TRENGGALEK, bioztv.id – Digalakkannya operasi penumpasan minuman keras (mras), membuat pelaku bisnis miras illegalterus berinovasi saat melakukan pendistribusian dari produsen hingga sampai ke pengecer. Salah satunya yaitu dengan sistem terputus dan memandu kurir melalui saluran telephone.
Dari hasil penangkapan terhadap beberapa kurir miras illegal dari luar kota, masing masing pengiriman miras dilakukan dengan cara yang rapi. seperti halnya mengirim menggunakan mobil tangki dan mengirim miras menggunakan truk yang tutupi menggunakan jerami. Sementara itu kurir yang bertugas untuk mengirim juga tidak diberitahu tujuannya secara langsung, dan hanya di pandu menggunakan sambungan telephone.
Salah satu tersangka kurir miras yang saat ini diamankan di Mapolres Trenggalek, Herman Setiawan mengaku, saat melakukan pengiriman miras tersebut, dirinya tidak tau dimana tujuannya yang pasti, pasalnya dirinya hanya di.pandu oleh pemilik barang melalui sambungan telephone. sementara itu dari pengiriman tersebut, dirinya mendapat upah senilai satu juta rupiah.

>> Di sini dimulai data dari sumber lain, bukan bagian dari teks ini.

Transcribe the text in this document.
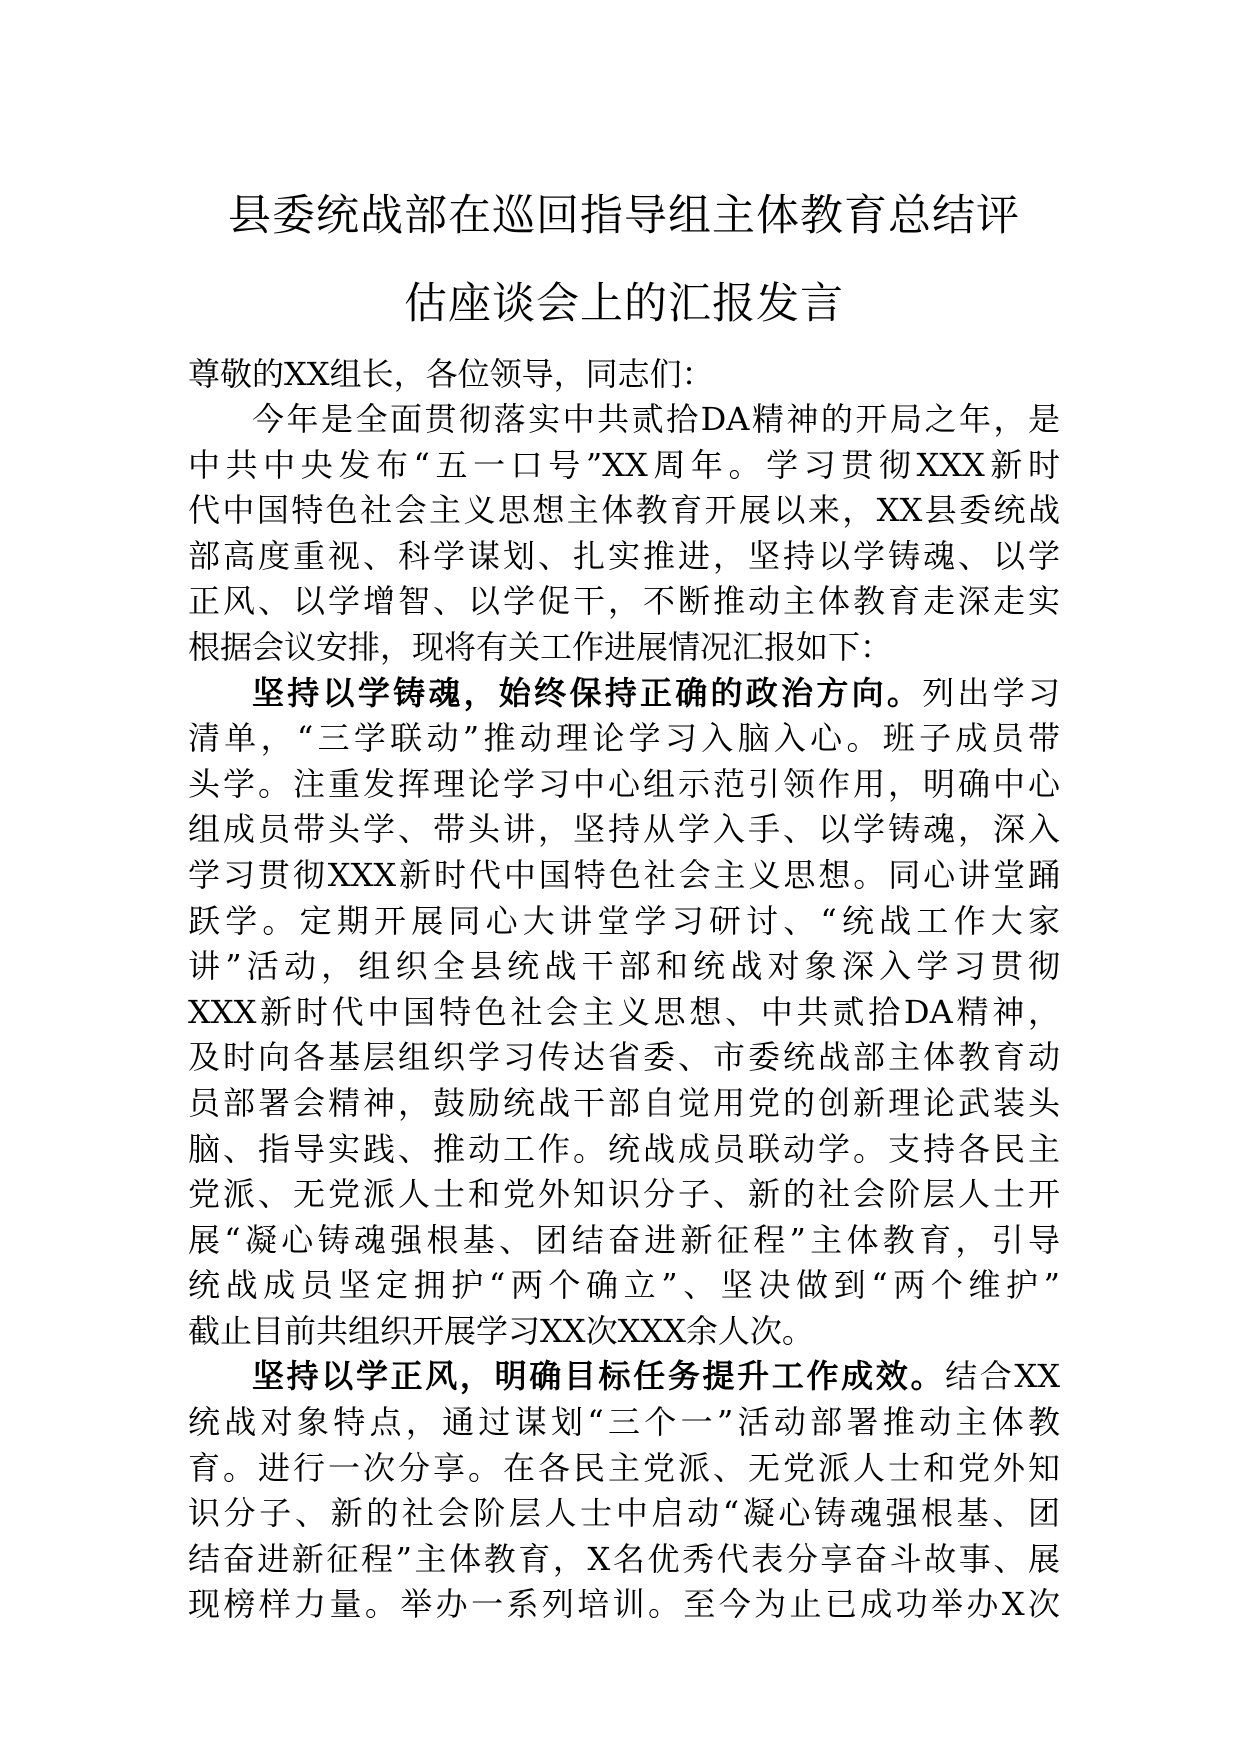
县委统战部在巡回指导组主体教育总结评
估座谈会上的汇报发言

尊敬的XX组长，各位领导，同志们：

今年是全面贯彻落实中共贰拾DA精神的开局之年，是
中共中央发布“五一口号”XX周年。学习贯彻XXX新时
代中国特色社会主义思想主体教育开展以来，XX县委统战
部高度重视、科学谋划、扎实推进，坚持以学铸魂、以学
正风、以学增智、以学促干，不断推动主体教育走深走实
根据会议安排，现将有关工作进展情况汇报如下：
坚持以学铸魂，始终保持正确的政治方向。列出学习
清单，“三学联动”推动理论学习入脑入心。班子成员带
头学。注重发挥理论学习中心组示范引领作用，明确中心
组成员带头学、带头讲，坚持从学入手、以学铸魂，深入
学习贯彻XXX新时代中国特色社会主义思想。同心讲堂踊
跃学。定期开展同心大讲堂学习研讨、“统战工作大家
讲”活动，组织全县统战干部和统战对象深入学习贯彻
XXX新时代中国特色社会主义思想、中共贰拾DA精神，
及时向各基层组织学习传达省委、市委统战部主体教育动
员部署会精神，鼓励统战干部自觉用党的创新理论武装头
脑、指导实践、推动工作。统战成员联动学。支持各民主
党派、无党派人士和党外知识分子、新的社会阶层人士开
展“凝心铸魂强根基、团结奋进新征程”主体教育，引导
统战成员坚定拥护“两个确立”、坚决做到“两个维护”
截止目前共组织开展学习XX次XXX余人次。
坚持以学正风，明确目标任务提升工作成效。结合XX
统战对象特点，通过谋划“三个一”活动部署推动主体教
育。进行一次分享。在各民主党派、无党派人士和党外知
识分子、新的社会阶层人士中启动“凝心铸魂强根基、团
结奋进新征程”主体教育，X名优秀代表分享奋斗故事、展
现榜样力量。举办一系列培训。至今为止已成功举办X次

Sebelumnya diketahui bahwa, sat sabhara polres trenggalek gagalkan pendistribusian miras illegal dari Sukoharjo, Solo, Jawa Tengah yang hendak didistribusikan ke arah Kampak Trenggalek, pada jumat 29 juni, sekitar pukul 03.00 dini hari di Jalan Raya Gandusari-Kampak, masuk Desa Sukorejo, menggunakan truk. dari hasil penangkapan tersebut polisi berhasil mengamankan barang bukti berupa satu unit truk dan arjo sejumlah 2.070 liter.